Compute LAST_PURCHASE_DATE, RECENCY_DAYS (relative to analysis date), FREQUENCY, and MONETARY for each customer.


In [None]:
from snowflake.snowpark.functions import col, max as smax, count as scount, sum as ssum, datediff, lit

analysis_date = '2025-11-04'

rfm_df = (
    sales_df
    .group_by('CUSTOMER_ID')
    .agg(
        smax(col('SALE_DATE')).alias('LAST_PURCHASE_DATE'),
        scount(col('SALE_ID')).alias('FREQUENCY'),
        ssum(col('TOTAL_AMOUNT')).alias('MONETARY')
    )
    .with_column('RECENCY_DAYS', datediff('day', col('LAST_PURCHASE_DATE'), lit(analysis_date)))
    .select('CUSTOMER_ID', 'LAST_PURCHASE_DATE', 'RECENCY_DAYS', 'FREQUENCY', 'MONETARY')
)

print('Preview RFM (top by monetary):')
rfm_df.order_by(col('MONETARY').desc()).show(10)

# Persist RFM results
rfm_df.write.mode('overwrite').save_as_table('POS_DEMO.PROD.RFM_CUSTOMER_FEATURES')
print('✅ Saved POS_DEMO.PROD.RFM_CUSTOMER_FEATURES')


## 10) Churn Label & Export for Modeling

We define a simple churn label: `CHURN_LABEL = 1 if RECENCY_DAYS > 30 else 0`.

**Note:** If you want to export to CSV for model training locally, you can `to_pandas()` a small dataset.
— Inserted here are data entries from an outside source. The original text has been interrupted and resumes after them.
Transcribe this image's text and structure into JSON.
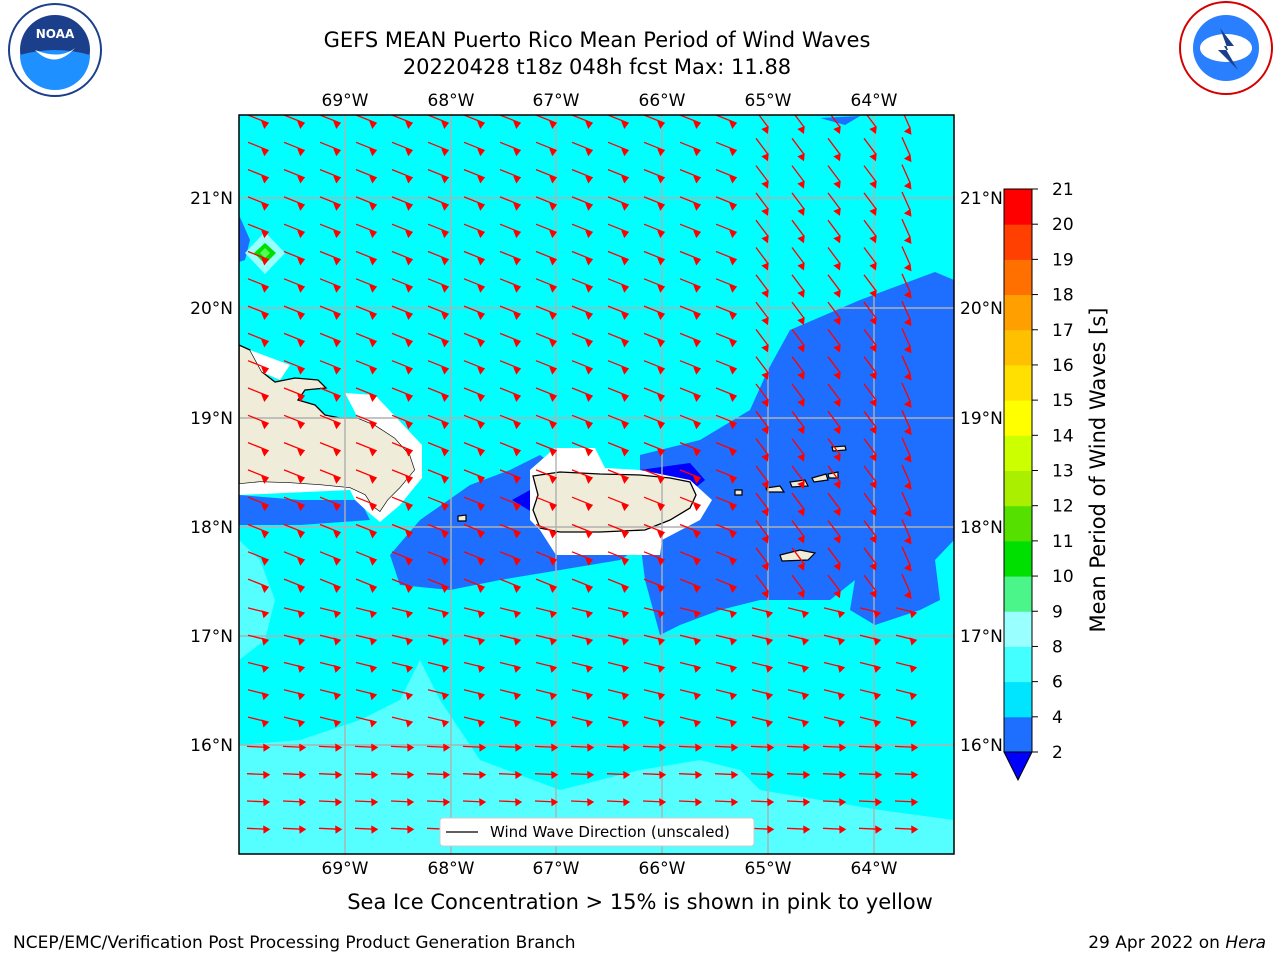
{
  "title_line1": "GEFS MEAN Puerto Rico Mean Period of Wind Waves",
  "title_line2": "20220428 t18z 048h fcst   Max: 11.88",
  "logos": {
    "left": "noaa-logo",
    "right": "nws-logo"
  },
  "lon_ticks": [
    "69°W",
    "68°W",
    "67°W",
    "66°W",
    "65°W",
    "64°W"
  ],
  "lat_ticks": [
    "21°N",
    "20°N",
    "19°N",
    "18°N",
    "17°N",
    "16°N"
  ],
  "legend_label": "Wind Wave Direction (unscaled)",
  "colorbar": {
    "label": "Mean Period of Wind Waves [s]",
    "ticks": [
      "2",
      "4",
      "6",
      "8",
      "9",
      "10",
      "11",
      "12",
      "13",
      "14",
      "15",
      "16",
      "17",
      "18",
      "19",
      "20",
      "21"
    ],
    "colors": [
      "#1e6eff",
      "#00e5ff",
      "#44ffff",
      "#99ffff",
      "#4cf58a",
      "#00e000",
      "#55e000",
      "#aaee00",
      "#ccff00",
      "#ffff00",
      "#ffe000",
      "#ffc000",
      "#ffa000",
      "#ff7000",
      "#ff4000",
      "#ff0000"
    ],
    "extend_color": "#0000ff"
  },
  "ice_note": "Sea Ice Concentration > 15% is shown in pink to yellow",
  "footer_left": "NCEP/EMC/Verification Post Processing Product Generation Branch",
  "footer_right_date": "29 Apr 2022 on ",
  "footer_right_host": "Hera",
  "colors": {
    "ocean_base": "#00ffff",
    "ocean_low": "#1e6eff",
    "ocean_mid": "#55ffff",
    "land": "#efedd9",
    "arrow": "#ff0000",
    "grid": "#b0b0b0"
  }
}
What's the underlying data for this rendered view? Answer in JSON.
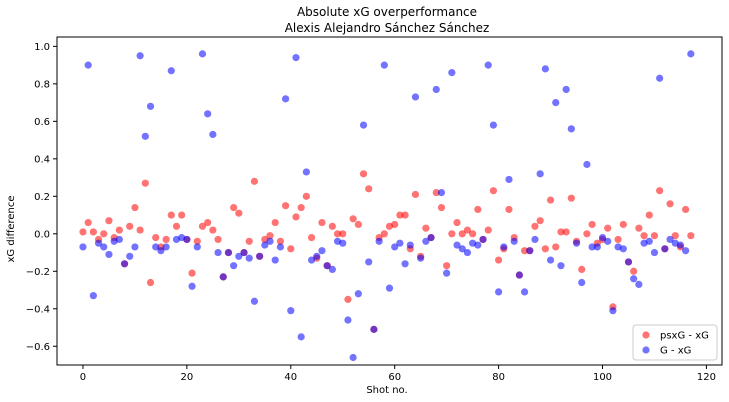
{
  "chart_data": {
    "type": "scatter",
    "title": "Absolute xG overperformance",
    "subtitle": "Alexis Alejandro Sánchez Sánchez",
    "xlabel": "Shot no.",
    "ylabel": "xG difference",
    "xlim": [
      -5,
      123
    ],
    "ylim": [
      -0.7,
      1.05
    ],
    "xticks": [
      0,
      20,
      40,
      60,
      80,
      100,
      120
    ],
    "yticks": [
      -0.6,
      -0.4,
      -0.2,
      0.0,
      0.2,
      0.4,
      0.6,
      0.8,
      1.0
    ],
    "xtick_labels": [
      "0",
      "20",
      "40",
      "60",
      "80",
      "100",
      "120"
    ],
    "ytick_labels": [
      "−0.6",
      "−0.4",
      "−0.2",
      "0.0",
      "0.2",
      "0.4",
      "0.6",
      "0.8",
      "1.0"
    ],
    "grid": false,
    "legend_position": "lower-right",
    "series": [
      {
        "name": "psxG - xG",
        "color": "#ff0000",
        "values": [
          0.01,
          0.06,
          0.01,
          -0.03,
          0.0,
          0.07,
          -0.02,
          0.02,
          -0.16,
          0.04,
          0.14,
          0.02,
          0.27,
          -0.26,
          -0.02,
          -0.07,
          -0.03,
          0.1,
          0.04,
          0.1,
          -0.03,
          -0.21,
          -0.04,
          0.04,
          0.06,
          0.02,
          -0.03,
          -0.23,
          -0.1,
          0.14,
          0.11,
          -0.1,
          -0.04,
          0.28,
          -0.12,
          -0.03,
          -0.01,
          0.06,
          -0.04,
          0.15,
          -0.08,
          0.09,
          0.14,
          0.2,
          -0.02,
          -0.13,
          0.06,
          -0.17,
          0.04,
          0.0,
          0.0,
          -0.35,
          0.08,
          0.05,
          0.32,
          0.24,
          -0.51,
          -0.02,
          0.0,
          0.04,
          0.05,
          0.1,
          0.1,
          -0.08,
          0.21,
          -0.12,
          0.03,
          -0.02,
          0.22,
          0.14,
          -0.17,
          0.0,
          0.06,
          0.0,
          0.02,
          0.0,
          0.13,
          -0.03,
          0.02,
          0.23,
          -0.14,
          -0.08,
          0.13,
          -0.02,
          -0.22,
          -0.09,
          -0.09,
          0.04,
          0.07,
          -0.08,
          0.18,
          -0.07,
          0.01,
          0.01,
          0.19,
          -0.04,
          -0.19,
          0.0,
          0.05,
          -0.05,
          -0.03,
          0.03,
          -0.39,
          -0.03,
          0.05,
          -0.15,
          -0.2,
          0.03,
          -0.01,
          0.1,
          -0.01,
          0.23,
          -0.08,
          0.16,
          -0.01,
          -0.07,
          0.13,
          -0.01
        ]
      },
      {
        "name": "G - xG",
        "color": "#0000ff",
        "values": [
          -0.07,
          0.9,
          -0.33,
          -0.05,
          -0.07,
          -0.11,
          -0.04,
          -0.03,
          -0.16,
          -0.12,
          -0.07,
          0.95,
          0.52,
          0.68,
          -0.07,
          -0.09,
          -0.07,
          0.87,
          -0.03,
          -0.02,
          -0.03,
          -0.28,
          -0.07,
          0.96,
          0.64,
          0.53,
          -0.1,
          -0.23,
          -0.1,
          -0.17,
          -0.12,
          -0.1,
          -0.13,
          -0.36,
          -0.12,
          -0.06,
          -0.04,
          -0.14,
          -0.07,
          0.72,
          -0.41,
          0.94,
          -0.55,
          0.33,
          -0.14,
          -0.12,
          -0.09,
          -0.17,
          -0.19,
          -0.04,
          -0.05,
          -0.46,
          -0.66,
          -0.32,
          0.58,
          -0.15,
          -0.51,
          -0.04,
          0.9,
          -0.29,
          -0.07,
          -0.05,
          -0.16,
          -0.06,
          0.73,
          -0.13,
          -0.04,
          -0.02,
          0.77,
          0.22,
          -0.21,
          0.86,
          -0.06,
          -0.08,
          -0.1,
          -0.05,
          -0.06,
          -0.03,
          0.9,
          0.58,
          -0.31,
          -0.07,
          0.29,
          -0.04,
          -0.22,
          -0.31,
          -0.09,
          -0.03,
          0.32,
          0.88,
          -0.14,
          0.7,
          -0.17,
          0.77,
          0.56,
          -0.05,
          -0.26,
          0.37,
          -0.07,
          -0.07,
          -0.02,
          -0.04,
          -0.41,
          -0.07,
          -0.08,
          -0.15,
          -0.24,
          -0.27,
          -0.05,
          -0.04,
          -0.1,
          0.83,
          -0.08,
          -0.03,
          -0.05,
          -0.06,
          -0.09,
          0.96
        ]
      }
    ]
  }
}
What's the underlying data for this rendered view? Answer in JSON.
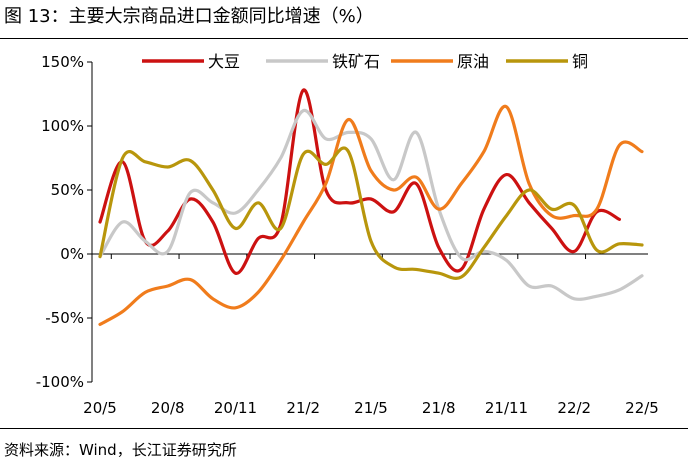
{
  "figure": {
    "title": "图 13：主要大宗商品进口金额同比增速（%）",
    "source": "资料来源：Wind，长江证券研究所"
  },
  "chart_data": {
    "type": "line",
    "title": "主要大宗商品进口金额同比增速（%）",
    "xlabel": "",
    "ylabel": "",
    "x": [
      "20/5",
      "20/6",
      "20/7",
      "20/8",
      "20/9",
      "20/10",
      "20/11",
      "20/12",
      "21/1",
      "21/2",
      "21/3",
      "21/4",
      "21/5",
      "21/6",
      "21/7",
      "21/8",
      "21/9",
      "21/10",
      "21/11",
      "21/12",
      "22/1",
      "22/2",
      "22/3",
      "22/4",
      "22/5"
    ],
    "xticks": [
      "20/5",
      "20/8",
      "20/11",
      "21/2",
      "21/5",
      "21/8",
      "21/11",
      "22/2",
      "22/5"
    ],
    "yticks": [
      "150%",
      "100%",
      "50%",
      "0%",
      "-50%",
      "-100%"
    ],
    "ylim": [
      -100,
      150
    ],
    "legend_position": "top",
    "series": [
      {
        "name": "大豆",
        "color": "#cc1111",
        "values": [
          25,
          72,
          10,
          18,
          43,
          25,
          -15,
          12,
          23,
          128,
          50,
          40,
          43,
          33,
          55,
          5,
          -12,
          35,
          62,
          40,
          20,
          2,
          33,
          27,
          null
        ]
      },
      {
        "name": "铁矿石",
        "color": "#c8c8c8",
        "values": [
          -2,
          25,
          10,
          2,
          48,
          40,
          32,
          50,
          75,
          112,
          90,
          95,
          90,
          58,
          95,
          35,
          -3,
          2,
          -5,
          -25,
          -25,
          -35,
          -33,
          -28,
          -17
        ]
      },
      {
        "name": "原油",
        "color": "#f07c1c",
        "values": [
          -55,
          -45,
          -30,
          -25,
          -20,
          -35,
          -42,
          -30,
          -5,
          25,
          55,
          105,
          65,
          50,
          60,
          35,
          55,
          80,
          115,
          55,
          30,
          30,
          35,
          85,
          80
        ]
      },
      {
        "name": "铜",
        "color": "#b8960c",
        "values": [
          -2,
          75,
          72,
          68,
          73,
          50,
          20,
          40,
          20,
          78,
          70,
          80,
          10,
          -10,
          -12,
          -15,
          -18,
          5,
          30,
          50,
          35,
          38,
          3,
          8,
          7
        ]
      }
    ]
  }
}
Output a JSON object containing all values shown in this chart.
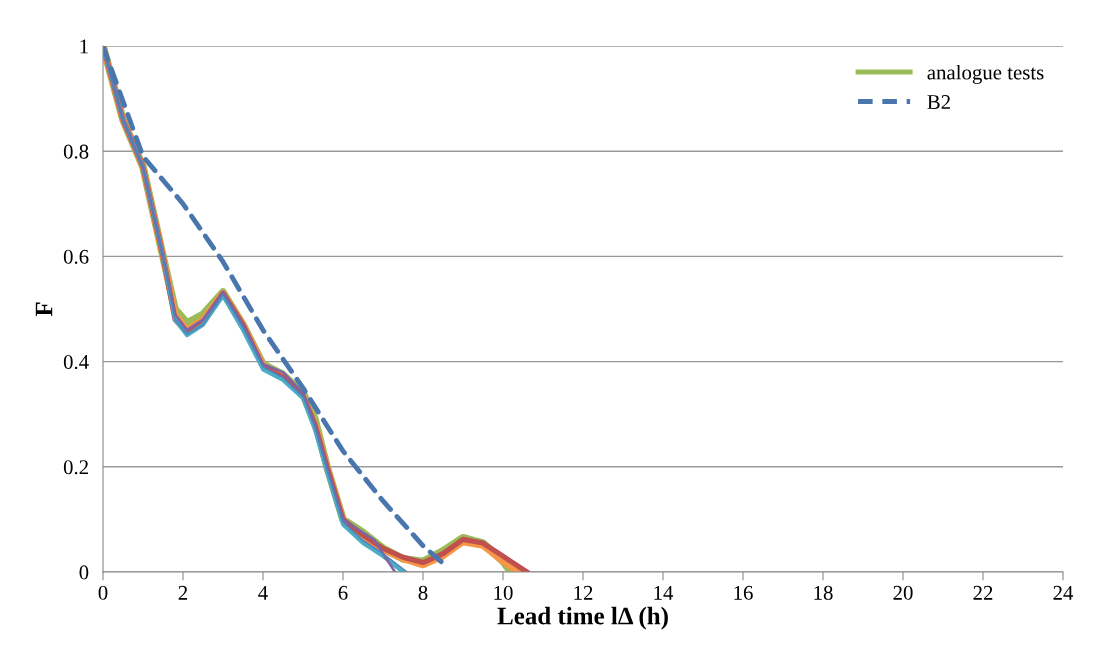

Avoid pulling large tables to client in production.


In [None]:
# Add CHURN_LABEL server-side and show distribution
from snowflake.snowpark.functions import when

rfm_labeled = rfm_df.with_column('CHURN_LABEL', when(col('RECENCY_DAYS') > 30, 1).otherwise(0))
print('Churn label distribution:')
print(rfm_labeled.group_by('CHURN_LABEL').count().order_by('CHURN_LABEL').collect())

# Example: write labeled data to PROD for downstream ML
rfm_labeled.write.mode('overwrite').save_as_table('POS_DEMO.PROD.RFM_CUSTOMER_FEATURES_LABELED')
print('Saved POS_DEMO.PROD.RFM_CUSTOMER_FEATURES_LABELED')

# If you need CSV, export using a stage (example writes to table, then user can unload to stage with COPY INTO)


## 11) Validation & Explain Plans

Run these quick checks and view the execution plan to confirm server-side pushdown.


In [None]:
# Validation checks
print('FCT_SALES count:', session.table('POS_DEMO.RAW.FCT_SALES').count())
print('Distinct products:', session.table('POS_DEMO.RAW.FCT_SALES').select('PRODUCT_ID').distinct().count())
print('RFM rows:', session.table('POS_DEMO.PROD.RFM_CUSTOMER_FEATURES').count())

# Show explain for top10 query
print('\nTop10 explain plan:')
print(top10_with_name.explain())


## 12) Next Steps & Cleanup

- Extend features: average order value (`MONETARY/FREQUENCY`), tenure, recency buckets, rolling features.
- For production, consider clustering on `CUSTOMER_ID` or `SALE_DATE` for performance.
- To clean up created objects (optional), run DROP statements for the tables/stage.